Every Sunday in the New York Times Book Review, Pamela Paul does a q&a interview with an author in the popular “By the Book” feature. In her eponymous new book (Henry Holt, Oct. 28), she has edited and collected 65 of what she considers her “most intriguing and fascinating exchanges.” Show Daily’s Daisy Maryles thought it would be fun to turn the table and invite Paul to a “By the Book” interview.

Today, at 11 a.m., Paul is on a Women’s Media Group panel, “Girl Books, Boy Books, Gender Hooks: Packaging, Positioning, and Reviewing in the Fiction Marketplace,” taking place in room 1E16.

What books are currently on your nightstand?

I’ve got two shelves on it, two piles, and I shuffle them constantly. As of this moment: The Swerve by Stephen Greenblatt, which is what I would actually name if asked what I were reading.

Near the top of the pile, The Shallows by Nicholas Carr, which was my subway book for a while. There’s Dept. of Speculation by Jenny Offil, which I keep thinking I will read in one especially intense evening since it is short.

What are your favorite novels of all time?

I’ve got a long list, even though I’m just going to stick to the classics. First, the Russians: Anna Karenina, War and Peace, The Brothers Karamazov. Short stories: “The Nose,” “The Double.” Another favorite story: The Secret Sharer by Joseph Conrad—I’ve always wanted to make it into a movie. I generally love stories at sea even though I don’t particularly like being at sea. The best book that made me cry was The Portrait of a Lady, and the books that have made me laugh more than any others were and still are Catch-22 and Slaughterhouse-Five.

What do you like to read when procrastinating?

Twitter.

What do you like to read right before bed?

Something just a tiny bit tiring. I don’t get enough sleep on page turners.

If you had to name one book that made you who you are today, what would it be?

Cheaper by the Dozen. My recollection is that the protagonist was always calculating the most efficient solution to everything, beginning with getting out of the door each morning. The book led to a lifetime of aspirational efficiency. Also, the book was about a family with 12 children, and I am drawn to stories about large families. I stopped at three children in my own, but even with that number, efficiency comes in handy.

You’re hosting a literary dinner party. Which three writers are invited?

Dorothy Parker, H. L. Mencken, and Mark Twain. It would be feisty and fierce—something would get spilled and someone might actually get hurt—but I could just lean back and listen, and wonder what each would write about it the next day.

Which three books do you bring to a desert island?

The Bible, because I never got past Cain and Abel in my children’s edition, too violent and male-centric. War and Peace, because I’ve been meaning to reread it, and this would give me a chance. The Golden Bowl, because it was the one assigned book in college that I never got around to reading.

Disappointing, overrated, just not good.

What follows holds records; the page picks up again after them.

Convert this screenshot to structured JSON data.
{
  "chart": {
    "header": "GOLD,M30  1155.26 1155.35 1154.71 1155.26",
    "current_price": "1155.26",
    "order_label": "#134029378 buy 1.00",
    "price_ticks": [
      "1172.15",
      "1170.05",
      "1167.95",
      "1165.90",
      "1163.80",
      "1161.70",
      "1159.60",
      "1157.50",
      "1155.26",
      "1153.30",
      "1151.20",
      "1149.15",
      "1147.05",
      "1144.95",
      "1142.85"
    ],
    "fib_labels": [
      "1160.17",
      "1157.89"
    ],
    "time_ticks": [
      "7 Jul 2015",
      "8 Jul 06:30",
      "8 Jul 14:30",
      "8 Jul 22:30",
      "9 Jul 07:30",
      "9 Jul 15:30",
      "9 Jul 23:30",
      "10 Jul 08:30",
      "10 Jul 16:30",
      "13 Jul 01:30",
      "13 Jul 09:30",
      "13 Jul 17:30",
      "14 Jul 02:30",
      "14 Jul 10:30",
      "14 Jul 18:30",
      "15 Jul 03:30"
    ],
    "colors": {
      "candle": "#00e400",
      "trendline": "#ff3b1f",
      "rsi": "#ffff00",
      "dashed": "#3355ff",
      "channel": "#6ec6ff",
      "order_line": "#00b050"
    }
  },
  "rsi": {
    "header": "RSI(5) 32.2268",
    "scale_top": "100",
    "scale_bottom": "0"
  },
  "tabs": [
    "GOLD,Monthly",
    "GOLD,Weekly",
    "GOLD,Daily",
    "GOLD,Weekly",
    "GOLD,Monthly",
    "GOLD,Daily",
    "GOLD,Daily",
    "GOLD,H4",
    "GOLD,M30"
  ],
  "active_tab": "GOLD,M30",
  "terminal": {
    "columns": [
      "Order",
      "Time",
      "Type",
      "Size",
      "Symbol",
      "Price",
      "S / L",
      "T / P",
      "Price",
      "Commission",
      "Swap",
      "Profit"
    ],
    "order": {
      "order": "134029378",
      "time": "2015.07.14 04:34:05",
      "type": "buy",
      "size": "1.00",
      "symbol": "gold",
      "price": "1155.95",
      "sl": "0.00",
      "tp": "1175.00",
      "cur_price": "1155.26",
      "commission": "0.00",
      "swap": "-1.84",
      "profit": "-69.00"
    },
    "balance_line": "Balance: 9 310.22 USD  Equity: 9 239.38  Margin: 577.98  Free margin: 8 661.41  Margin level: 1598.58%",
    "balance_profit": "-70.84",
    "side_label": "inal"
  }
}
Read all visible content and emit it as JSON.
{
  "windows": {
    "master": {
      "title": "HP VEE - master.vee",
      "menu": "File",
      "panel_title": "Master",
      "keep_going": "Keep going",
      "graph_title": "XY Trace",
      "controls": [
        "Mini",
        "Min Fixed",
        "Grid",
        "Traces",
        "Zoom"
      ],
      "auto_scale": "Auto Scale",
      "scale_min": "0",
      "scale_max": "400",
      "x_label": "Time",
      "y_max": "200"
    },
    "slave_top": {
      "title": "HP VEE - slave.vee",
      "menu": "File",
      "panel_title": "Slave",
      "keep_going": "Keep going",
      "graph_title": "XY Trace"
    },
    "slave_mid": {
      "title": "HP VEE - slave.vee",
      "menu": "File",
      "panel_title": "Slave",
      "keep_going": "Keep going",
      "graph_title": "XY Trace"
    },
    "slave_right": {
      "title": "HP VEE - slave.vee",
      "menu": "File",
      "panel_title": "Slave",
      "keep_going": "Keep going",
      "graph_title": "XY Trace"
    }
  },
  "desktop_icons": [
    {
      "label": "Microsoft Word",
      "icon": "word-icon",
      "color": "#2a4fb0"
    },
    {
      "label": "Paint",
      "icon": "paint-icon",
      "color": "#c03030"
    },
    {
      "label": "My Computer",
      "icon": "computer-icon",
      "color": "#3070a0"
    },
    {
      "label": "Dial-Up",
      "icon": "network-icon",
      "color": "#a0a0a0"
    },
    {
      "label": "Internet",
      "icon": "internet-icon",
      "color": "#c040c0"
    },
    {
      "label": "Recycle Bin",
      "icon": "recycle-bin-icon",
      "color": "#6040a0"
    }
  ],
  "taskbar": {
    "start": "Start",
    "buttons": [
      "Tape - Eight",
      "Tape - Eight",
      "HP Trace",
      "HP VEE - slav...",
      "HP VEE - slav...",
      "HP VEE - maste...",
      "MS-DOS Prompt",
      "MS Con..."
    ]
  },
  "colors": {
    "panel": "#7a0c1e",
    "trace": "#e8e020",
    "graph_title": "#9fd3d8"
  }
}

What books did you feel like you were supposed to like but didn’t?

I actually hate a lot of books that other people passionately love. I really disliked The Great Gatsby and, honestly, all of Fitzgerald leaves me cold. (Though I adored Nancy Milford’s Zelda biography.) I gritted my teeth with disgust through The Fountainhead, which contains some of the worst prose I’ve ever read. I dislike the Beats and couldn’t stand On the Road. I wanted to throttle Holden Caulfield—what a complainer!

What books are you embarrassed not to have read yet?

I’m seriously behind on my midcentury men. With the exception of Seize the Day, I haven’t read any Saul Bellow. Haven’t read Updike or Nabokov. I’ve only read three Philip Roth novels.

What do you plan to read next?

Maybe one of those. Or I could chip away at my nightstand cache.